Como avance a este planteamiento dual (teoría versus teoría más práctica) se viene proponiendo últimamente un nuevo tipo de Formación alternativa, que ha recibido diferentes denominaciones y que momentáneamente presentamos como Formación experiencial.
En este tipo de acciones, las sesiones formativas se articulan en torno a determinadas situaciones (dinámicas o juegos) que los formandos deben resolver. El papel del formador se transforma entonces en una suerte de dinamizador, conduciendo al grupo a través de las dinámicas desarrolladas. Cada una de ellas constará de tres etapas:
ü Presentación. El formador explica las características de la situación planteada, lo que se requiere de los formandos, las reglas del juego en el que activamente van a participar.
ü Desarrollo. El juego sucede. Pasan cosas. Los participantes (protagonistas directos o espectadores) observan lo que ocurre en las dinámicas. Aprenden de su experiencia, pero también observando las vivencias de otros.
ü Debate. El grupo analiza lo sucedido en la dinámica y pone en común sus propias experiencias y observaciones con las de los demás. Es la etapa decisiva. En ella el formador se convierte en un moderador, posibilitando un debate entendible y constructivo.
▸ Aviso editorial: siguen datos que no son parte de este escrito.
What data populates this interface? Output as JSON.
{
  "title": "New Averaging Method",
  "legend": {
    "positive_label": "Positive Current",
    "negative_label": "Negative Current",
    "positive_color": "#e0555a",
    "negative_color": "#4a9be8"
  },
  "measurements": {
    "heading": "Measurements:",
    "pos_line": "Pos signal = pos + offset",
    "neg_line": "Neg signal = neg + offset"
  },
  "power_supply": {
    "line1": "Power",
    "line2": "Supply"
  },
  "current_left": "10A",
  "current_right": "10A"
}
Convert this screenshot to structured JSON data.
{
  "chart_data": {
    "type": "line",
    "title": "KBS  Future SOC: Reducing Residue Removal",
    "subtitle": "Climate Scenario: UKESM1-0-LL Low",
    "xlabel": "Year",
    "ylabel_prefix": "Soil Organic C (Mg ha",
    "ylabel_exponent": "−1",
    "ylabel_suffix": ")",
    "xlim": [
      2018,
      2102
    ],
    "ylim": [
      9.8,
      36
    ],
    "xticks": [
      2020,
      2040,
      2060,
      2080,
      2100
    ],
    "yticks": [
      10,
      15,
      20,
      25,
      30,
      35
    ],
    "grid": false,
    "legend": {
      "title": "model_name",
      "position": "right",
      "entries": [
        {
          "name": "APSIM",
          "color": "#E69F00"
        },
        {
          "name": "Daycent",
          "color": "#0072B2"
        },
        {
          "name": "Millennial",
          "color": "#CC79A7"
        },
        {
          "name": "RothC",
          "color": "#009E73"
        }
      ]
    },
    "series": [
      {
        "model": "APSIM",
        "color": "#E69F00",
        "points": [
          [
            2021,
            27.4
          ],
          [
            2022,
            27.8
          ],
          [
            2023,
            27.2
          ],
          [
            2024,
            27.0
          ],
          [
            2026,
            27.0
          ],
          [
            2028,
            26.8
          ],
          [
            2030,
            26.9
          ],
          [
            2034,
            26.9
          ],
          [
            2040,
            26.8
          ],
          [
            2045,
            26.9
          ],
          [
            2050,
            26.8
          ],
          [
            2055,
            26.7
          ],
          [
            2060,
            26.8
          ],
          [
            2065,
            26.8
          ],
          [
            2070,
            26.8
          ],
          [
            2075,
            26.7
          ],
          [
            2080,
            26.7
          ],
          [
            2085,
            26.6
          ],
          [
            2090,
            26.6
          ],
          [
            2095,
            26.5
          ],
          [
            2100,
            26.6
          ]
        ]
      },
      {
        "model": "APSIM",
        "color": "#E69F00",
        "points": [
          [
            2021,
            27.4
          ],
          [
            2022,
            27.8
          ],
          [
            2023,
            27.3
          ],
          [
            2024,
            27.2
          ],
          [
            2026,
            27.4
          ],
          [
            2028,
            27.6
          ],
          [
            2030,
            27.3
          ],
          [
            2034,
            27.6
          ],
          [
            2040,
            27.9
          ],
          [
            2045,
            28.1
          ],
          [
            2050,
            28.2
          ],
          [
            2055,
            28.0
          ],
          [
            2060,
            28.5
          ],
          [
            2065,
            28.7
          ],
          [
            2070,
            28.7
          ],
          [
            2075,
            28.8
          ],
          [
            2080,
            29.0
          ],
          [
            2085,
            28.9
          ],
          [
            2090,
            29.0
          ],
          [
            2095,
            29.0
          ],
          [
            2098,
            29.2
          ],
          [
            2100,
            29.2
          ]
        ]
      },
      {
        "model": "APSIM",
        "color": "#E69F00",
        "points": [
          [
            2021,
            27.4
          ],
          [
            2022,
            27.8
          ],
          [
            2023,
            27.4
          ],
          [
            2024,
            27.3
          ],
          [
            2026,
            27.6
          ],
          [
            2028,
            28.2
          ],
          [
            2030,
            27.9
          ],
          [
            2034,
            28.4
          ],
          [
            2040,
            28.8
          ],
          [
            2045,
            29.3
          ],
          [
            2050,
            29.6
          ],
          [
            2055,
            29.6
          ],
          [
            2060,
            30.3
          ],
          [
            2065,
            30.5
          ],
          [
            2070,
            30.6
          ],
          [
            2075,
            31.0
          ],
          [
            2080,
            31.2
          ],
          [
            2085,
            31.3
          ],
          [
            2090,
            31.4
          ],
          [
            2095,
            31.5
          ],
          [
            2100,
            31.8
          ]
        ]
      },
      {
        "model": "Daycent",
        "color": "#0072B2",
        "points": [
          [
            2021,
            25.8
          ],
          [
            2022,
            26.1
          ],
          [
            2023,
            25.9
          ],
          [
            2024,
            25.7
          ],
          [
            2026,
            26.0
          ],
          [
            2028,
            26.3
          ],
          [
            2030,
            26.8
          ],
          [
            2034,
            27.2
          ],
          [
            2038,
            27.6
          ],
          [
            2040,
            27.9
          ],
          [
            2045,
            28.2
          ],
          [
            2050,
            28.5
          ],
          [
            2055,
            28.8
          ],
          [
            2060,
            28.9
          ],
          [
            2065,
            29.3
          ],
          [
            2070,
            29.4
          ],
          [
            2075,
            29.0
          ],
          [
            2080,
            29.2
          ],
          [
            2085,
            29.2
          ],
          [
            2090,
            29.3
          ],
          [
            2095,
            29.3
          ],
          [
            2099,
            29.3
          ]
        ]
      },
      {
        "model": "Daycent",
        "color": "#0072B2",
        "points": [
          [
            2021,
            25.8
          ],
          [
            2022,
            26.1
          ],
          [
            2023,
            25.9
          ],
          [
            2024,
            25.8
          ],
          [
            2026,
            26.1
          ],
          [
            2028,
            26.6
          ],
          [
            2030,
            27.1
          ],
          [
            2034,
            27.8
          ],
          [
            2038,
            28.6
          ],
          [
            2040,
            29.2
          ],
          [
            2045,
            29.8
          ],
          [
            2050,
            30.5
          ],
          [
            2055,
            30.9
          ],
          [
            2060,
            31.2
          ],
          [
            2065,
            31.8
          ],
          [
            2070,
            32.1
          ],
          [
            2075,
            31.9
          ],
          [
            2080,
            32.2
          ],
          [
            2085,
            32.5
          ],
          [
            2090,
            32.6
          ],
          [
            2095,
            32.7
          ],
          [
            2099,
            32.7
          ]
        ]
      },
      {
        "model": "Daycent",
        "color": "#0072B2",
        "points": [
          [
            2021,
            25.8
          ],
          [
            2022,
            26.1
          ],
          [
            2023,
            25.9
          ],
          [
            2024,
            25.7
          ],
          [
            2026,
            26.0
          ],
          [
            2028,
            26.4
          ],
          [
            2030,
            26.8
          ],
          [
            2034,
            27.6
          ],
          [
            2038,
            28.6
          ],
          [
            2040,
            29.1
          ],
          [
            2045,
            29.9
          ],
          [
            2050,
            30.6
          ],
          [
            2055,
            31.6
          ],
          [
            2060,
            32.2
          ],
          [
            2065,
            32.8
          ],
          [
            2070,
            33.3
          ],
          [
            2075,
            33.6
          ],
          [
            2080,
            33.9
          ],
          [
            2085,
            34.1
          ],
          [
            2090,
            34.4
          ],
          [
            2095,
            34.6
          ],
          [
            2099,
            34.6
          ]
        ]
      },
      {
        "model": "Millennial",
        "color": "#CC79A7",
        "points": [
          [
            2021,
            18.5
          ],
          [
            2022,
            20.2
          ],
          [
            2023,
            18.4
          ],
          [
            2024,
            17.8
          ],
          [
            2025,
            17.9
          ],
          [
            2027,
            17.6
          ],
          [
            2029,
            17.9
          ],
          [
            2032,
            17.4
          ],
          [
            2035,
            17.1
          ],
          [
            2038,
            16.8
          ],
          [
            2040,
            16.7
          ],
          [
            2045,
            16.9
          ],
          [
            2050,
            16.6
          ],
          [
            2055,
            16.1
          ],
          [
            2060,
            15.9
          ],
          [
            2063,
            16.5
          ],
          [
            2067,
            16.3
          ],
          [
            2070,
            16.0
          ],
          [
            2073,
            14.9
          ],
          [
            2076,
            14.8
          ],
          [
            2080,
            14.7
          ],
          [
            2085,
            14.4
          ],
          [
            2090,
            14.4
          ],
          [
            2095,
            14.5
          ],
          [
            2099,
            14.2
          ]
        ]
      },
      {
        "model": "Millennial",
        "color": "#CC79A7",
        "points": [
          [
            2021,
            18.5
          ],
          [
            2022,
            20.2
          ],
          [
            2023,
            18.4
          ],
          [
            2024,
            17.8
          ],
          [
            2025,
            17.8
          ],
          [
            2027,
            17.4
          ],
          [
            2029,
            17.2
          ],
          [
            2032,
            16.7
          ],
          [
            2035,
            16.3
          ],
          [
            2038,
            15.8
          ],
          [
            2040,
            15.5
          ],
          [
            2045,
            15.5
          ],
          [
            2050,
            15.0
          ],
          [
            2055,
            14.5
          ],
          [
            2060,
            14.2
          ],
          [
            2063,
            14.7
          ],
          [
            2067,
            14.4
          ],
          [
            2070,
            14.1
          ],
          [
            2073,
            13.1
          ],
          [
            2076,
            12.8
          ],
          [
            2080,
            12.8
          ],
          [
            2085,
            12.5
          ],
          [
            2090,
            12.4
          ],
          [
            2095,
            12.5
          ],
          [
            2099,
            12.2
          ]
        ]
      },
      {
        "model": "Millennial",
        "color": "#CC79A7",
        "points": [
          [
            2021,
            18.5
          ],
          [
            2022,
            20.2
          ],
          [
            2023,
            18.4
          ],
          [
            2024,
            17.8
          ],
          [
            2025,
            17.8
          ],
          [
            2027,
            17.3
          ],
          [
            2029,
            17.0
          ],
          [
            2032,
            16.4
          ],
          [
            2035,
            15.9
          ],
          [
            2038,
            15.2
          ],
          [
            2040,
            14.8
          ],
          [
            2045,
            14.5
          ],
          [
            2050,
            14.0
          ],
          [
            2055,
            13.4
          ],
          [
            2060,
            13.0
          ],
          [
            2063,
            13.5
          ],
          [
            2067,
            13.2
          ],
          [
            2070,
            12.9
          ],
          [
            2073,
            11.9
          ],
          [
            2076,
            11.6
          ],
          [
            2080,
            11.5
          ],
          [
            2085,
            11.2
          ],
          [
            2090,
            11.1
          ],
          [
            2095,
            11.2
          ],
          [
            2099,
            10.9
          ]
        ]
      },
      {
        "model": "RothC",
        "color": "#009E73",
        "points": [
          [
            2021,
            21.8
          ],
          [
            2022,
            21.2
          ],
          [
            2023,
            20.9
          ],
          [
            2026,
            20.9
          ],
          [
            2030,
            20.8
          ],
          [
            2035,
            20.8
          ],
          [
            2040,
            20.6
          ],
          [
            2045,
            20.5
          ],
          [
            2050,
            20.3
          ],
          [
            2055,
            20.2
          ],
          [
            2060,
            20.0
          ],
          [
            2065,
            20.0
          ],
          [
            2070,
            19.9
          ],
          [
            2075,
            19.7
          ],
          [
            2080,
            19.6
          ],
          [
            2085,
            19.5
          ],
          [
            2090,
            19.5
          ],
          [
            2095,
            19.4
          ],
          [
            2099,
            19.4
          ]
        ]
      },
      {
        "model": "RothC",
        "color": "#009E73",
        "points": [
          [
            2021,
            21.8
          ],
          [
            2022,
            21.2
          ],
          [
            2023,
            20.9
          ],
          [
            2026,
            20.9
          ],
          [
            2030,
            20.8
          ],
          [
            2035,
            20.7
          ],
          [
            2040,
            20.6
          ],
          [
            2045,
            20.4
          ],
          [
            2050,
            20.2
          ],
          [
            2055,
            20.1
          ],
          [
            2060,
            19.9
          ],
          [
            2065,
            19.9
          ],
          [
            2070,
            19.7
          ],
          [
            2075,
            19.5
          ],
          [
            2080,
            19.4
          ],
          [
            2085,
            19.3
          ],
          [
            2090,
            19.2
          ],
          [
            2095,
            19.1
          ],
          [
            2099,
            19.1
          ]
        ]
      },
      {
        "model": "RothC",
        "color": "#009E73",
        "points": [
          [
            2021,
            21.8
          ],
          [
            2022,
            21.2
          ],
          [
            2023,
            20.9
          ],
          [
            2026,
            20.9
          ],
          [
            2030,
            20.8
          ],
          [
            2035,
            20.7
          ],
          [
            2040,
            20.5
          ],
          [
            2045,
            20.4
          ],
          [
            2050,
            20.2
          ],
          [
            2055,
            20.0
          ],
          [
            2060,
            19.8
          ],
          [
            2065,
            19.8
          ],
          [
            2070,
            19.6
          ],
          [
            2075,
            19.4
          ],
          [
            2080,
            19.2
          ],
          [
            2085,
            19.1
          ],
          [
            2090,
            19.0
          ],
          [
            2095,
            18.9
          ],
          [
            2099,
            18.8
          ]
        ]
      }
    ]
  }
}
Para aprovechar la potencia intrínseca a este tipo de acciones, el formador debe transformarse en un facilitador: su tarea no es mostrar las soluciones, sino orientar al grupo para que descubran por ellos mismos las características de la experiencia única que han protagonizado. Este tipo de Formación resulta especialmente enriquecedora para formador y formandos. Es imprevisible, irrepetible y siempre provechosa. Todos los participantes tienen oportunidades de aprender y la experiencia resulta altamente gratificante.
Este tipo de Formación surge para superar las limitaciones derivadas de las situaciones formativas tradicionales, descritas con anterioridad. En particular establece tres propósitos fundamentales:
ü Interiorización de comportamientos
ü Transferencia de lo aprendido a otros escenarios no formativos
ü Consolidación a través del tiempo
Para que una actividad formativa sea incluida en esta innovadora metodología didáctica, debe incluir necesariamente las siguientes características:
1. Vivencial. El formando experimenta personalmente determinadas situaciones que se le plantean. En ocasiones es el protagonista directo de la acción, mientras que en otras se limita a actuar como observador.
2. Descontextualizada. La experiencia formativa se desarrolla en torno a juegos o dinámicas que no están, aparentemente, relacionados con las situaciones a las que se pretende transferir lo aprendido. Al trabajar de esta manera, los formandos no condicionan su comportamiento a sus experiencias previas.
3. Espontánea. No se establecen instrucciones que los formandos deben seguir. Se les presentan situaciones para que se desenvuelvan de forma no dirigida, sin ninguna guía del formador. La labor del formador a la hora de presentar las dinámicas es que entiendan las situaciones que se les plantean, las tareas que deben desempeñar y los papeles (si los hubiera) que deben cumplir.
Ésta es la característica de mayor relevancia: los actores se desenvuelven sin instrucciones previas. Adicionalmente, en los debates que se producen para aprovechar las experiencias vividas, el formador se muestra, no como un guía, sino como un facilitador que permite a los participantes descubrir por sí mismos las claves de lo sucedido. Esto hace que nos decantemos finalmente por una denominación más ajustada a la realidad esencial del planteamiento: Formación por descubrimiento.
Aplicando en las acciones formativas los principios descritos se conseguirá que los formandos descubran por ellos mismos cuáles son las habilidades que permiten el mejor desempeño, las interioricen y transfieran su aplicación a otros escenarios no formativos, adquiriendo un repertorio conductual duradero en el tiempo mientras participan en una sesión entretenida y altamente motivacional.